Lizzy Pournara is a Ph.D. candidate in the Department of American Literature and Culture, School of English, Aristotle University of Thessaloniki. She also holds a BA in English Literature and Language (2011) and an MA in English Literature (2013). Her research interests focus on contemporary American poetry, multimodality, artists’ books, digital literature, book-making and creative writing. Her Ph.D. thesis revolves around the aspect of multimodality in contemporary poetic practice and investigates the impact of inscription technologies on creative writing practices and formation of reading habits.
Cristian Villavicencio’s Videos
Cristian Villavicencio (b.1984, Quito-Ecuador) Lives and works in Bilbao, Spain.

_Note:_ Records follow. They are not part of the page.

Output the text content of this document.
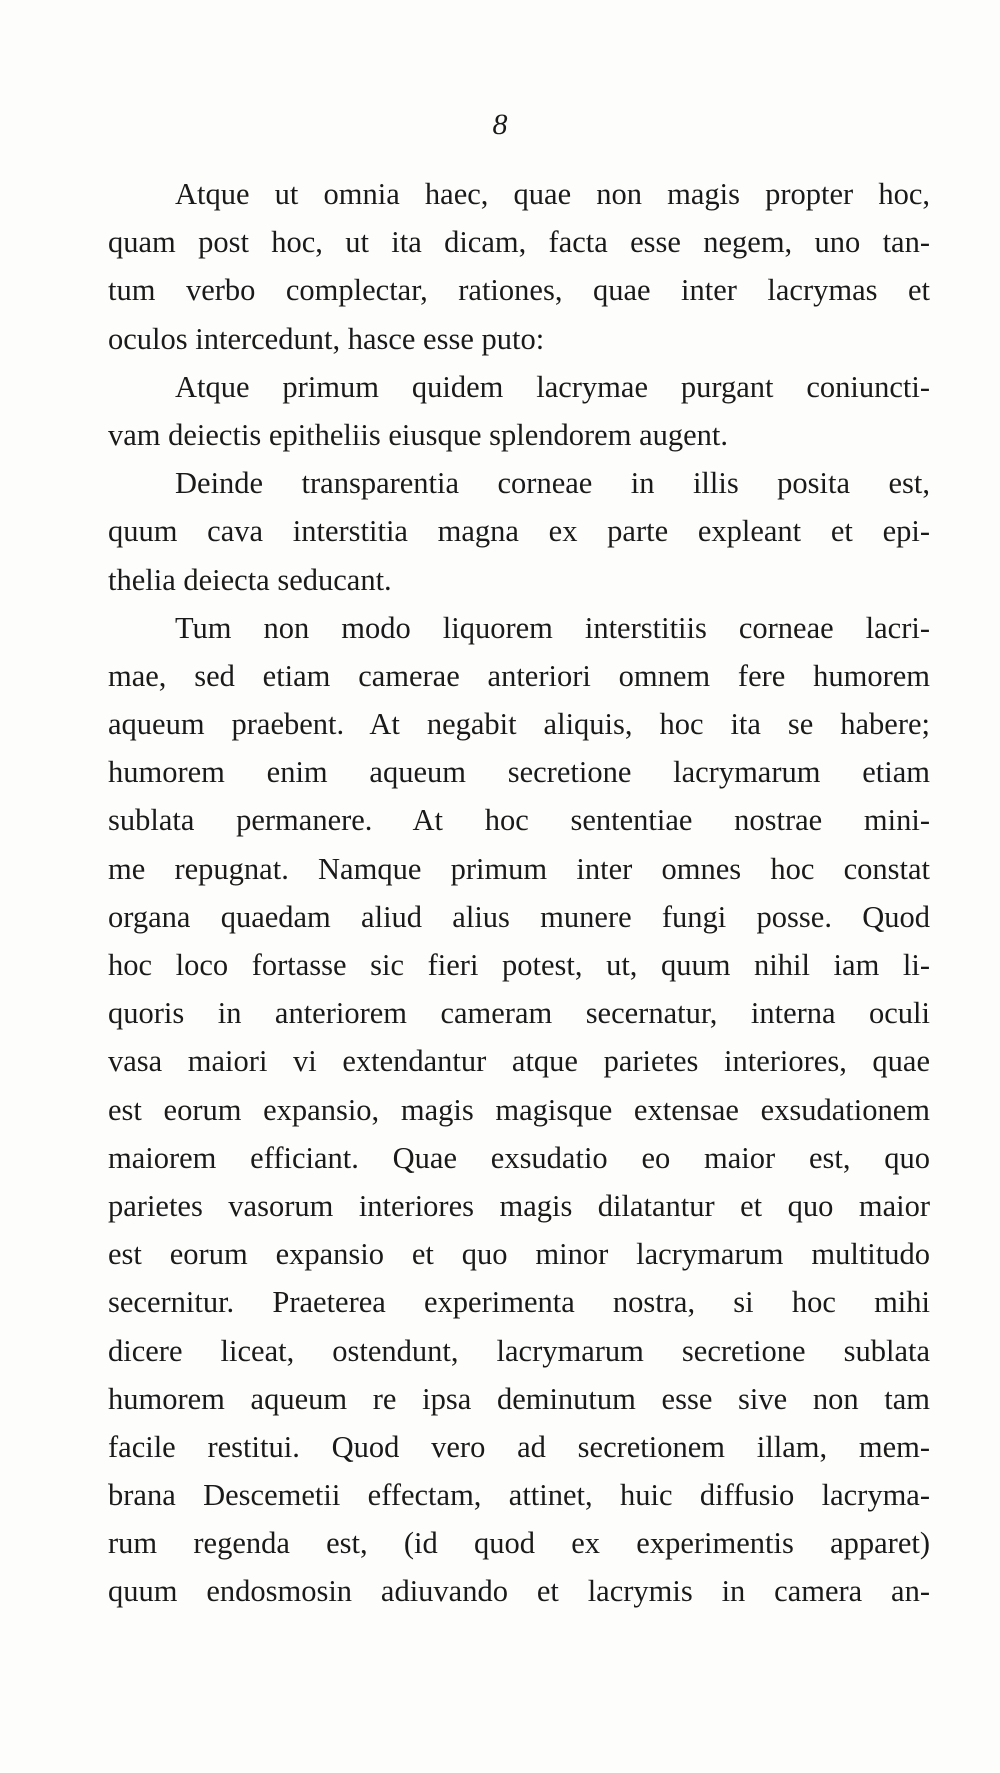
8
Atque ut omnia haec, quae non magis propter hoc,
quam post hoc, ut ita dicam, facta esse negem, uno tan-
tum verbo complectar, rationes, quae inter lacrymas et
oculos intercedunt, hasce esse puto:
Atque primum quidem lacrymae purgant coniuncti-
vam deiectis epitheliis eiusque splendorem augent.
Deinde transparentia corneae in illis posita est,
quum cava interstitia magna ex parte expleant et epi-
thelia deiecta seducant.
Tum non modo liquorem interstitiis corneae lacri-
mae, sed etiam camerae anteriori omnem fere humorem
aqueum praebent. At negabit aliquis, hoc ita se habere;
humorem enim aqueum secretione lacrymarum etiam
sublata permanere. At hoc sententiae nostrae mini-
me repugnat. Namque primum inter omnes hoc constat
organa quaedam aliud alius munere fungi posse. Quod
hoc loco fortasse sic fieri potest, ut, quum nihil iam li-
quoris in anteriorem cameram secernatur, interna oculi
vasa maiori vi extendantur atque parietes interiores, quae
est eorum expansio, magis magisque extensae exsudationem
maiorem efficiant. Quae exsudatio eo maior est, quo
parietes vasorum interiores magis dilatantur et quo maior
est eorum expansio et quo minor lacrymarum multitudo
secernitur. Praeterea experimenta nostra, si hoc mihi
dicere liceat, ostendunt, lacrymarum secretione sublata
humorem aqueum re ipsa deminutum esse sive non tam
facile restitui. Quod vero ad secretionem illam, mem-
brana Descemetii effectam, attinet, huic diffusio lacryma-
rum regenda est, (id quod ex experimentis apparet)
quum endosmosin adiuvando et lacrymis in camera an-
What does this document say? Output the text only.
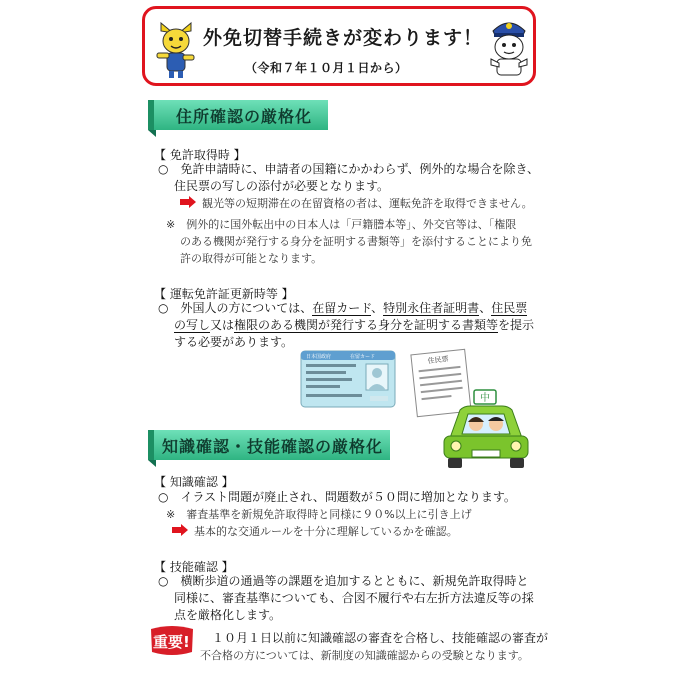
外免切替手続きが変わります！
（令和７年１０月１日から）
住所確認の厳格化
【 免許取得時 】
○　免許申請時に、申請者の国籍にかかわらず、例外的な場合を除き、
住民票の写しの添付が必要となります。
観光等の短期滞在の在留資格の者は、運転免許を取得できません。
※　例外的に国外転出中の日本人は「戸籍謄本等」、外交官等は、「権限
のある機関が発行する身分を証明する書類等」を添付することにより免
許の取得が可能となります。
【 運転免許証更新時等 】
○　外国人の方については、在留カード、特別永住者証明書、住民票
の写し又は権限のある機関が発行する身分を証明する書類等を提示
する必要があります。
日本国政府	在留カード	住民票
中
知識確認・技能確認の厳格化
【 知識確認 】
○　イラスト問題が廃止され、問題数が５０問に増加となります。
※　審査基準を新規免許取得時と同様に９０%以上に引き上げ
基本的な交通ルールを十分に理解しているかを確認。
【 技能確認 】
○　横断歩道の通過等の課題を追加するとともに、新規免許取得時と
同様に、審査基準についても、合図不履行や右左折方法違反等の採
点を厳格化します。
重要! １０月１日以前に知識確認の審査を合格し、技能確認の審査が
不合格の方については、新制度の知識確認からの受験となります。
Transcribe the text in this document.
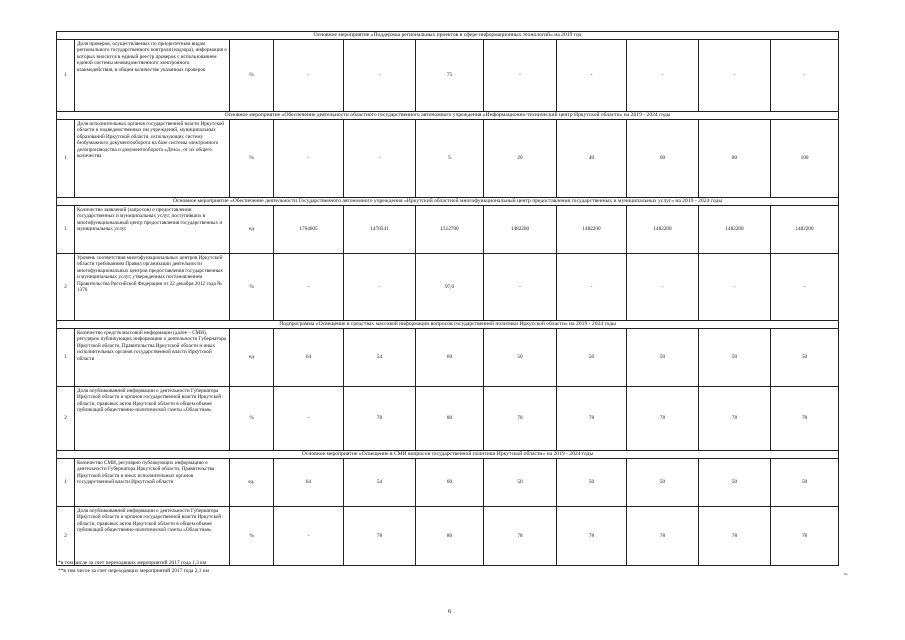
Основное мероприятие «Поддержка региональных проектов в сфере информационных технологий» на 2019 год										
1	Доля проверок, осуществляемых по приоритетным видам регионального государственного контроля (надзора), информация о которых вносится в единый реестр проверок с использованием единой системы межведомственного электронного взаимодействия, в общем количестве указанных проверок	%	-	-	75	-	-	-	-	-
Основное мероприятие «Обеспечение деятельности областного государственного автономного учреждения «Информационно-технический центр Иркутской области» на 2019 - 2024 годы										
1	Доля исполнительных органов государственной власти Иркутской области и подведомственных им учреждений, муниципальных образований Иркутской области, использующих систему безбумажного документооборота на базе системы электронного делопроизводства и документооборота «Дело», от их общего количества	%	-	-	5	20	40	60	80	100
Основное мероприятие «Обеспечение деятельности Государственного автономного учреждения «Иркутский областной многофункциональный центр предоставления государственных и муниципальных услуг» на 2019 - 2024 годы										
1	Количество заявлений (запросов) о предоставлении государственных и муниципальных услуг, поступивших в многофункциональный центр предоставления государственных и муниципальных услуг	ед	1764605	1478541	1512780	1482200	1482200	1482200	1482200	1482200
2	Уровень соответствия многофункциональных центров Иркутской области требованиям Правил организации деятельности многофункциональных центров предоставления государственных и муниципальных услуг, утвержденных постановлением Правительства Российской Федерации от 22 декабря 2012 года № 1376	%	-	-	97,6	-	-	-	-	-
Подпрограмма «Освещение в средствах массовой информации вопросов государственной политики Иркутской области» на 2019 - 2024 годы										
1	Количество средств массовой информации (далее – СМИ), регулярно публикующих информацию о деятельности Губернатора Иркутской области, Правительства Иркутской области и иных исполнительных органов государственной власти Иркутской области	ед	64	54	60	50	50	50	50	50
2	Доля опубликованной информации о деятельности Губернатора Иркутской области и органов государственной власти Иркутской области, правовых актов Иркутской области в общем объеме публикаций общественно-политической газеты «Областная»	%	-	78	80	78	78	78	78	78
Основное мероприятие «Освещение в СМИ вопросов государственной политики Иркутской области» на 2019 - 2024 годы										
1	Количество СМИ, регулярно публикующих информацию о деятельности Губернатора Иркутской области, Правительства Иркутской области и иных исполнительных органов государственной власти Иркутской области	ед.	64	54	60	50	50	50	50	50
2	Доля опубликованной информации о деятельности Губернатора Иркутской области и органов государственной власти Иркутской области, правовых актов Иркутской области в общем объеме публикаций общественно-политической газеты «Областная»	%	-	78	80	78	78	78	78	78
*в том числе за счет переходящих мероприятий 2017 года 1,3 км
**в том числе за счет переходящих мероприятий 2017 года 2,1 км	».
6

Artist and Researcher, is currently carrying out his Ph.D. project titled The materiality of the moving image, at the University of the Basque Country supported by a Ph.D.grant from the Department of Education, Universities and Research, Basque Government. His artwork has been exhibited in museums of the Basque Country, Spain like Centro Cultural Montehermoso Kulturunea (2013), Guggenheim Bilbao Museum (2013) and internationally in Ars Electronica Festival (2014) in Linz – Austria, and BIM (Moving Image Biennale, 2013) in Buenos Aires – Argentina. In 2015 Cristian has been granted the “Artist in Gallery Award” at Premio Arte Laguna in Venice Italy and the second Prize at Ertibil Bizkaia, Spain (Young Artist Award). He had a three months visiting research period at Interface Cultures Department at Linz – Austria (2014) and an artist in residency period at MA Studio in Beijing China (2012).
personal blog
William Uricchio is Professor of Comparative Media Studies and Principal Investigator of the MIT Open Documentary Lab and the MIT Game Lab. He is also Professor of Comparative Media History at Utrecht University and a fellow of the Institute for Advanced Study (Lichtenberg-Kolleg) at Georg-August-Universität Göttingen. He has been awarded Humboldt, Guggenheim and Fulbright fellowships, and most recently, the Berlin Prize. His research interests include revisiting the histories of old media when they were new; algorithmic enablements of participatory cultural forms; the history and future of television; cultural identities and the question of “Americanization” in the 20th and 21st centuries. His publications include Reframing Culture (1993); We Europeans? Media, Representations, Identities (Chicago/Intellect, 2008); Media Cultures (Heidelberg, 2006). He is currently completing books on the deep history of television; on history-based games; the playing of history and historiography after post-structuralism; and editing a collection of essays for the British Film Institute entitled Many More Lives of the Batman.